Vernissage 3 décembre 17h  |L’expo se poursuit jusqu’au 15 déc.

Ces dessins explorent la dualité des formes, des couleurs et des émotions en jouant sur l’équilibre entre ordre et chaos. À travers une palette de lignes, de contrastes et de textures soigneusement choisies, ces œuvres offrent une esthétique dynamique laissant place à l’interprétation. La confrontation entre forces opposées se manifeste dans la juxtaposition de géométrie et d’organique, de couleurs vives et de teintes sombres, révélant la complexité de l’expérience humaine. Certaines pièces, comme la représentation d’un corps en yoga, incarnent sérénité, force et vulnérabilité tout en défiant les normes de beauté. Elles mettent en lumière la tension entre jugement social et émancipation de soi. Ainsi, ces créations cherchent à provoquer la réflexion, à révéler la richesse du sensible et à offrir un espace où contempler la profondeur et la pluralité du vécu humain.

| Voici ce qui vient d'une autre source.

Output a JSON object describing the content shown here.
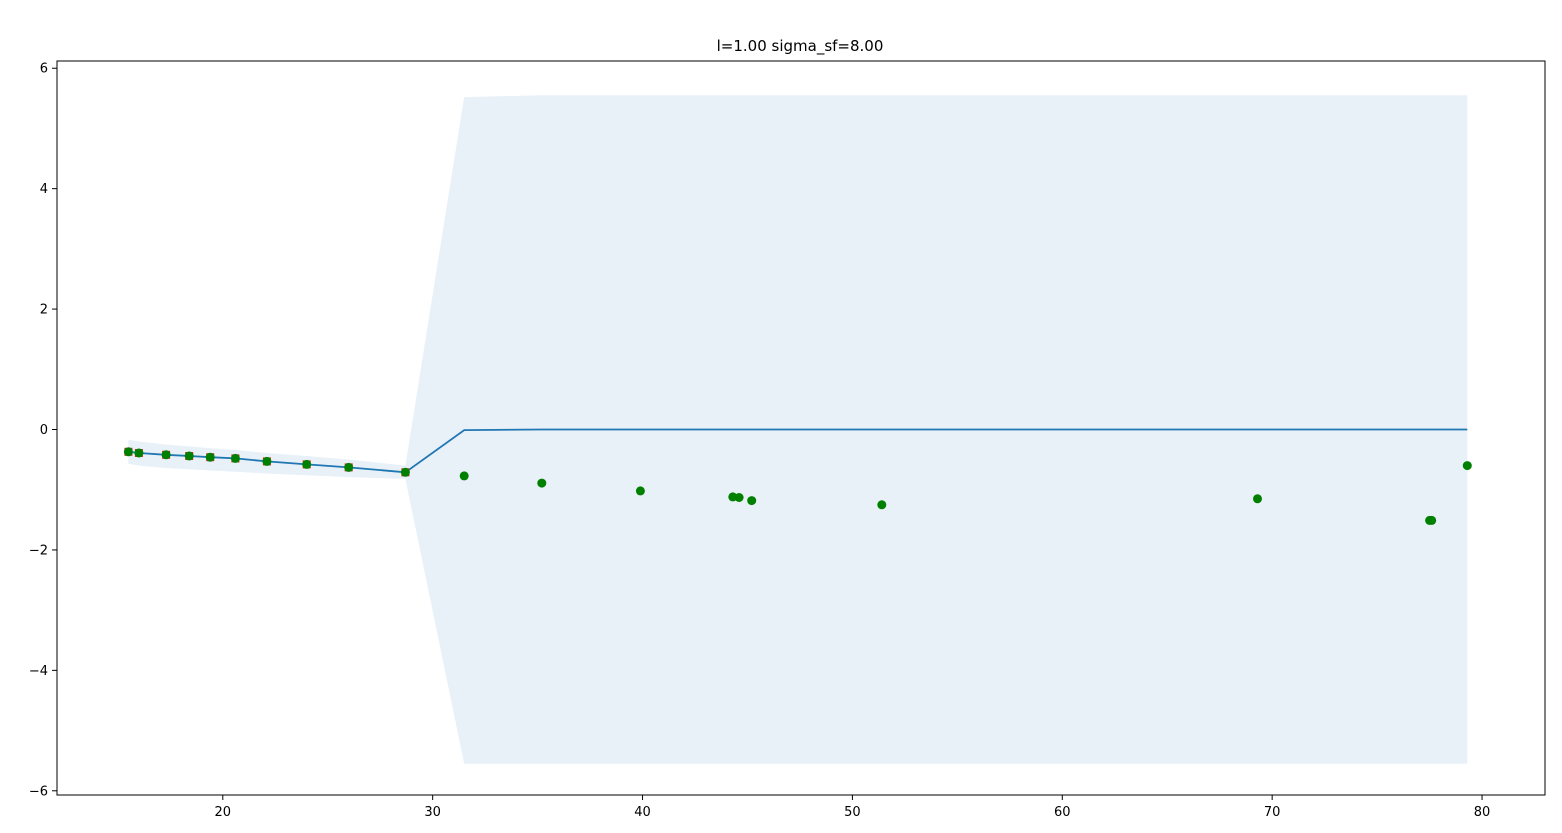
{
  "chart_data": {
    "type": "line",
    "title": "l=1.00 sigma_sf=8.00",
    "xlabel": "",
    "ylabel": "",
    "xlim": [
      12.1,
      83.0
    ],
    "ylim": [
      -6.07,
      6.12
    ],
    "x_ticks": [
      20,
      30,
      40,
      50,
      60,
      70,
      80
    ],
    "y_ticks": [
      -6,
      -4,
      -2,
      0,
      2,
      4,
      6
    ],
    "x_tick_labels": [
      "20",
      "30",
      "40",
      "50",
      "60",
      "70",
      "80"
    ],
    "y_tick_labels": [
      "−6",
      "−4",
      "−2",
      "0",
      "2",
      "4",
      "6"
    ],
    "grid": false,
    "legend": "none",
    "colors": {
      "mean_line": "#1f77b4",
      "confidence_band": "#e8f0f8",
      "training_points": "#d62728",
      "observations": "#008000"
    },
    "series": [
      {
        "kind": "band",
        "x": [
          15.5,
          16.0,
          17.3,
          18.4,
          19.4,
          20.6,
          22.1,
          24.0,
          26.0,
          28.7,
          31.5,
          35.2,
          40.0,
          50.0,
          60.0,
          70.0,
          79.3
        ],
        "upper": [
          -0.17,
          -0.2,
          -0.25,
          -0.28,
          -0.31,
          -0.34,
          -0.39,
          -0.44,
          -0.5,
          -0.6,
          5.52,
          5.55,
          5.55,
          5.55,
          5.55,
          5.55,
          5.55
        ],
        "lower": [
          -0.57,
          -0.6,
          -0.64,
          -0.66,
          -0.68,
          -0.7,
          -0.73,
          -0.76,
          -0.79,
          -0.82,
          -5.55,
          -5.55,
          -5.55,
          -5.55,
          -5.55,
          -5.55,
          -5.55
        ]
      },
      {
        "kind": "line",
        "x": [
          15.5,
          16.0,
          17.3,
          18.4,
          19.4,
          20.6,
          22.1,
          24.0,
          26.0,
          28.7,
          31.5,
          35.2,
          40.0,
          50.0,
          60.0,
          70.0,
          79.3
        ],
        "y": [
          -0.37,
          -0.39,
          -0.42,
          -0.44,
          -0.46,
          -0.48,
          -0.53,
          -0.58,
          -0.63,
          -0.71,
          -0.01,
          0.0,
          0.0,
          0.0,
          0.0,
          0.0,
          0.0
        ]
      },
      {
        "kind": "observed",
        "x": [
          15.5,
          16.0,
          17.3,
          18.4,
          19.4,
          20.6,
          22.1,
          24.0,
          26.0,
          28.7
        ],
        "y": [
          -0.37,
          -0.39,
          -0.42,
          -0.44,
          -0.46,
          -0.48,
          -0.53,
          -0.58,
          -0.63,
          -0.71
        ]
      },
      {
        "kind": "scatter",
        "x": [
          15.5,
          16.0,
          17.3,
          18.4,
          19.4,
          20.6,
          22.1,
          24.0,
          26.0,
          28.7,
          31.5,
          35.2,
          39.9,
          44.3,
          44.6,
          45.2,
          51.4,
          69.3,
          77.5,
          77.6,
          79.3
        ],
        "y": [
          -0.37,
          -0.39,
          -0.42,
          -0.44,
          -0.46,
          -0.48,
          -0.53,
          -0.58,
          -0.63,
          -0.71,
          -0.77,
          -0.89,
          -1.02,
          -1.12,
          -1.13,
          -1.18,
          -1.25,
          -1.15,
          -1.51,
          -1.51,
          -0.6
        ]
      }
    ]
  }
}
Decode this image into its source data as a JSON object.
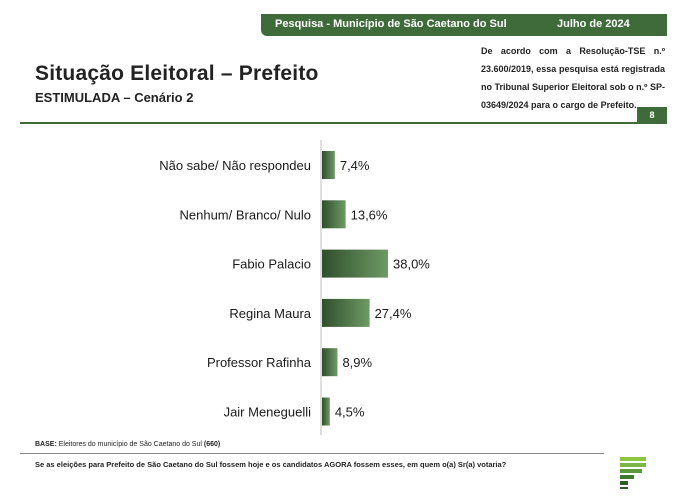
{
  "header": {
    "survey_label": "Pesquisa - Município de São Caetano do Sul",
    "date_label": "Julho de 2024"
  },
  "title": "Situação Eleitoral – Prefeito",
  "subtitle": "ESTIMULADA – Cenário 2",
  "registration_note": "De acordo com a Resolução-TSE n.º 23.600/2019, essa pesquisa está registrada no Tribunal Superior Eleitoral sob o n.º SP-03649/2024 para o cargo de Prefeito.",
  "page_number": "8",
  "footer": {
    "base_label": "BASE:",
    "base_text": " Eleitores do município de São Caetano do Sul ",
    "base_count": "(660)",
    "question": "Se as eleições para Prefeito de São Caetano do Sul fossem hoje e os candidatos AGORA fossem esses, em quem o(a) Sr(a) votaria?"
  },
  "colors": {
    "brand_green": "#3f6b3a",
    "bar_dark": "#2f4f2c",
    "bar_light": "#6f9a66"
  },
  "chart_data": {
    "type": "bar",
    "orientation": "horizontal",
    "categories": [
      "Não sabe/ Não respondeu",
      "Nenhum/ Branco/ Nulo",
      "Fabio Palacio",
      "Regina Maura",
      "Professor Rafinha",
      "Jair Meneguelli"
    ],
    "values": [
      7.4,
      13.6,
      38.0,
      27.4,
      8.9,
      4.5
    ],
    "value_labels": [
      "7,4%",
      "13,6%",
      "38,0%",
      "27,4%",
      "8,9%",
      "4,5%"
    ],
    "unit": "%",
    "grid": false,
    "legend": "none"
  }
}
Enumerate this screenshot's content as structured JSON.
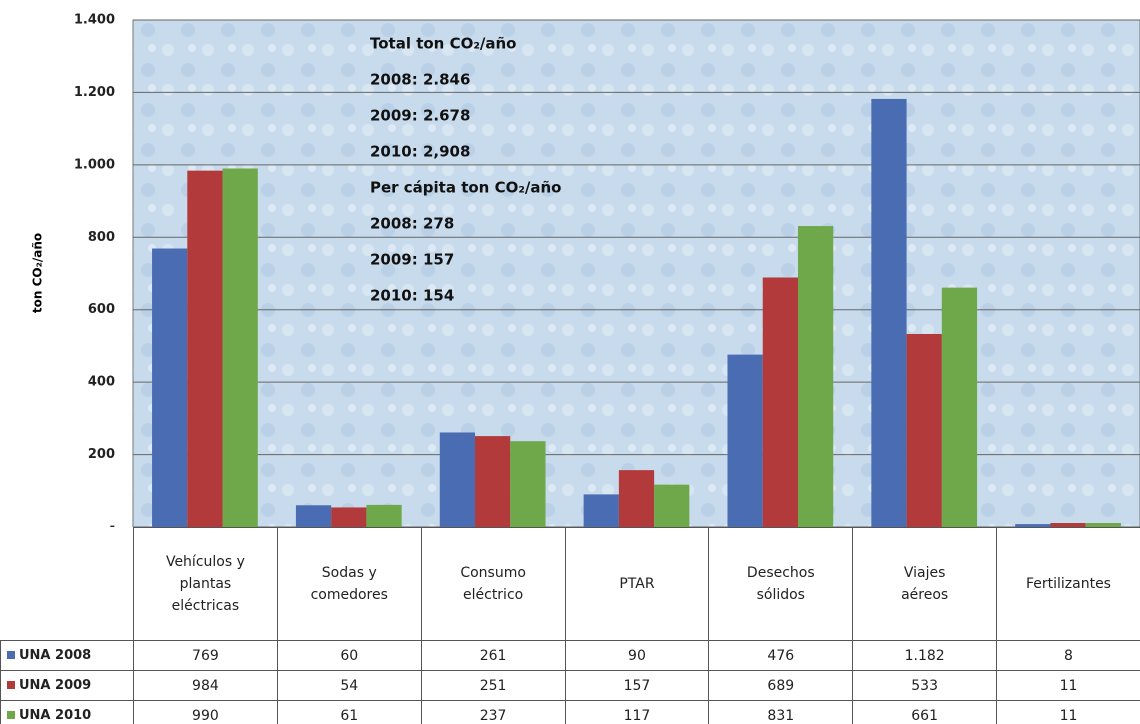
{
  "chart_data": {
    "type": "bar",
    "y_label": "ton CO₂/año",
    "annotations": [
      "Total ton CO₂/año",
      "2008:  2.846",
      "2009:  2.678",
      "2010:   2,908",
      "Per cápita ton CO₂/año",
      "2008:  278",
      "2009:  157",
      "2010:   154"
    ],
    "categories": [
      "Vehículos y plantas eléctricas",
      "Sodas y comedores",
      "Consumo eléctrico",
      "PTAR",
      "Desechos sólidos",
      "Viajes aéreos",
      "Fertilizantes"
    ],
    "series": [
      {
        "name": "UNA 2008",
        "color": "#4a6cb3",
        "values": [
          769,
          60,
          261,
          90,
          476,
          1182,
          8
        ],
        "value_labels": [
          "769",
          "60",
          "261",
          "90",
          "476",
          "1.182",
          "8"
        ]
      },
      {
        "name": "UNA 2009",
        "color": "#b23a3a",
        "values": [
          984,
          54,
          251,
          157,
          689,
          533,
          11
        ]
      },
      {
        "name": "UNA 2010",
        "color": "#6fa84a",
        "values": [
          990,
          61,
          237,
          117,
          831,
          661,
          11
        ]
      }
    ],
    "ylim": [
      0,
      1400
    ],
    "yticks": [
      {
        "value": 0,
        "label": "-"
      },
      200,
      400,
      600,
      800,
      {
        "value": 1000,
        "label": "1.000"
      },
      {
        "value": 1200,
        "label": "1.200"
      },
      {
        "value": 1400,
        "label": "1.400"
      }
    ],
    "grid": true
  }
}
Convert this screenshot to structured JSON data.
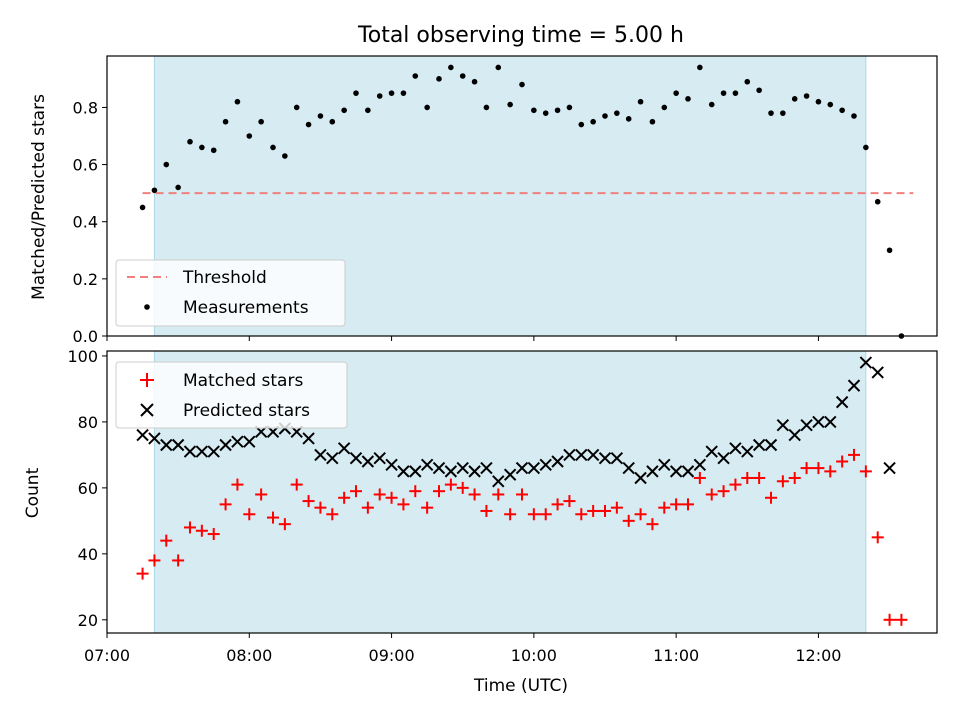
{
  "chart_data": [
    {
      "type": "scatter",
      "title": "Total observing time = 5.00 h",
      "ylabel": "Matched/Predicted stars",
      "xlabel": "",
      "xlim": [
        "07:00",
        "12:50"
      ],
      "ylim": [
        0,
        0.98
      ],
      "xticks": [
        "07:00",
        "08:00",
        "09:00",
        "10:00",
        "11:00",
        "12:00"
      ],
      "yticks": [
        "0.0",
        "0.2",
        "0.4",
        "0.6",
        "0.8"
      ],
      "shaded_interval": [
        "07:20",
        "12:20"
      ],
      "threshold": {
        "name": "Threshold",
        "value": 0.5,
        "x_range": [
          "07:15",
          "12:40"
        ],
        "color": "#f08080"
      },
      "series": [
        {
          "name": "Measurements",
          "color": "#000000",
          "x": [
            "07:15",
            "07:20",
            "07:25",
            "07:30",
            "07:35",
            "07:40",
            "07:45",
            "07:50",
            "07:55",
            "08:00",
            "08:05",
            "08:10",
            "08:15",
            "08:20",
            "08:25",
            "08:30",
            "08:35",
            "08:40",
            "08:45",
            "08:50",
            "08:55",
            "09:00",
            "09:05",
            "09:10",
            "09:15",
            "09:20",
            "09:25",
            "09:30",
            "09:35",
            "09:40",
            "09:45",
            "09:50",
            "09:55",
            "10:00",
            "10:05",
            "10:10",
            "10:15",
            "10:20",
            "10:25",
            "10:30",
            "10:35",
            "10:40",
            "10:45",
            "10:50",
            "10:55",
            "11:00",
            "11:05",
            "11:10",
            "11:15",
            "11:20",
            "11:25",
            "11:30",
            "11:35",
            "11:40",
            "11:45",
            "11:50",
            "11:55",
            "12:00",
            "12:05",
            "12:10",
            "12:15",
            "12:20",
            "12:25",
            "12:30",
            "12:35"
          ],
          "y": [
            0.45,
            0.51,
            0.6,
            0.52,
            0.68,
            0.66,
            0.65,
            0.75,
            0.82,
            0.7,
            0.75,
            0.66,
            0.63,
            0.8,
            0.74,
            0.77,
            0.75,
            0.79,
            0.85,
            0.79,
            0.84,
            0.85,
            0.85,
            0.91,
            0.8,
            0.9,
            0.94,
            0.91,
            0.89,
            0.8,
            0.94,
            0.81,
            0.88,
            0.79,
            0.78,
            0.79,
            0.8,
            0.74,
            0.75,
            0.77,
            0.78,
            0.76,
            0.82,
            0.75,
            0.8,
            0.85,
            0.83,
            0.94,
            0.81,
            0.85,
            0.85,
            0.89,
            0.86,
            0.78,
            0.78,
            0.83,
            0.84,
            0.82,
            0.81,
            0.79,
            0.77,
            0.66,
            0.47,
            0.3,
            0.0
          ]
        }
      ],
      "legend": {
        "location": "lower-left",
        "entries": [
          "Threshold",
          "Measurements"
        ]
      }
    },
    {
      "type": "scatter",
      "title": "",
      "ylabel": "Count",
      "xlabel": "Time (UTC)",
      "xlim": [
        "07:00",
        "12:50"
      ],
      "ylim": [
        16,
        101.5
      ],
      "xticks": [
        "07:00",
        "08:00",
        "09:00",
        "10:00",
        "11:00",
        "12:00"
      ],
      "yticks": [
        "20",
        "40",
        "60",
        "80",
        "100"
      ],
      "shaded_interval": [
        "07:20",
        "12:20"
      ],
      "series": [
        {
          "name": "Matched stars",
          "marker": "plus",
          "color": "#ff0000",
          "x": [
            "07:15",
            "07:20",
            "07:25",
            "07:30",
            "07:35",
            "07:40",
            "07:45",
            "07:50",
            "07:55",
            "08:00",
            "08:05",
            "08:10",
            "08:15",
            "08:20",
            "08:25",
            "08:30",
            "08:35",
            "08:40",
            "08:45",
            "08:50",
            "08:55",
            "09:00",
            "09:05",
            "09:10",
            "09:15",
            "09:20",
            "09:25",
            "09:30",
            "09:35",
            "09:40",
            "09:45",
            "09:50",
            "09:55",
            "10:00",
            "10:05",
            "10:10",
            "10:15",
            "10:20",
            "10:25",
            "10:30",
            "10:35",
            "10:40",
            "10:45",
            "10:50",
            "10:55",
            "11:00",
            "11:05",
            "11:10",
            "11:15",
            "11:20",
            "11:25",
            "11:30",
            "11:35",
            "11:40",
            "11:45",
            "11:50",
            "11:55",
            "12:00",
            "12:05",
            "12:10",
            "12:15",
            "12:20",
            "12:25",
            "12:30",
            "12:35"
          ],
          "y": [
            34,
            38,
            44,
            38,
            48,
            47,
            46,
            55,
            61,
            52,
            58,
            51,
            49,
            61,
            56,
            54,
            52,
            57,
            59,
            54,
            58,
            57,
            55,
            59,
            54,
            59,
            61,
            60,
            58,
            53,
            58,
            52,
            58,
            52,
            52,
            55,
            56,
            52,
            53,
            53,
            54,
            50,
            52,
            49,
            54,
            55,
            55,
            63,
            58,
            59,
            61,
            63,
            63,
            57,
            62,
            63,
            66,
            66,
            65,
            68,
            70,
            65,
            45,
            20,
            20
          ]
        },
        {
          "name": "Predicted stars",
          "marker": "x",
          "color": "#000000",
          "x": [
            "07:15",
            "07:20",
            "07:25",
            "07:30",
            "07:35",
            "07:40",
            "07:45",
            "07:50",
            "07:55",
            "08:00",
            "08:05",
            "08:10",
            "08:15",
            "08:20",
            "08:25",
            "08:30",
            "08:35",
            "08:40",
            "08:45",
            "08:50",
            "08:55",
            "09:00",
            "09:05",
            "09:10",
            "09:15",
            "09:20",
            "09:25",
            "09:30",
            "09:35",
            "09:40",
            "09:45",
            "09:50",
            "09:55",
            "10:00",
            "10:05",
            "10:10",
            "10:15",
            "10:20",
            "10:25",
            "10:30",
            "10:35",
            "10:40",
            "10:45",
            "10:50",
            "10:55",
            "11:00",
            "11:05",
            "11:10",
            "11:15",
            "11:20",
            "11:25",
            "11:30",
            "11:35",
            "11:40",
            "11:45",
            "11:50",
            "11:55",
            "12:00",
            "12:05",
            "12:10",
            "12:15",
            "12:20",
            "12:25",
            "12:30"
          ],
          "y": [
            76,
            75,
            73,
            73,
            71,
            71,
            71,
            73,
            74,
            74,
            77,
            77,
            78,
            77,
            75,
            70,
            69,
            72,
            69,
            68,
            69,
            67,
            65,
            65,
            67,
            66,
            65,
            66,
            65,
            66,
            62,
            64,
            66,
            66,
            67,
            68,
            70,
            70,
            70,
            69,
            69,
            66,
            63,
            65,
            67,
            65,
            65,
            67,
            71,
            69,
            72,
            71,
            73,
            73,
            79,
            76,
            79,
            80,
            80,
            86,
            91,
            98,
            95,
            66
          ]
        }
      ],
      "legend": {
        "location": "upper-left",
        "entries": [
          "Matched stars",
          "Predicted stars"
        ]
      }
    }
  ],
  "colors": {
    "shade": "#add8e6",
    "threshold": "#f08080",
    "matched": "#ff0000",
    "predicted": "#000000",
    "measurement": "#000000"
  }
}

Manelyn Cabanilla, originaire des Philippines et installée au Canada depuis 1997, est une artiste dont le parcours reflète détermination, créativité et sens des responsabilités. Diplômée en sciences de l’éducation en art en 2025, elle aborde chaque projet avec un engagement total et voit les erreurs comme des occasions de croissance et de création.

Peintre, photographe et sculpteure, elle s’exprime principalement par le figuratif, explorant, ajustant et intensifiant ses œuvres dans un processus intuitif et inventif. Inspirée par l’art moderne, elle utilise des matériaux accessibles et privilégie l’acrylique pour la richesse des couleurs et la liberté qu’elle lui offre.

Pour Manelyn, chaque création transporte avec elle une part de soi, elle est porteuse d’une histoire et d’un message à déchiffrer, où mémoire et poésie visuelle se rencontrent.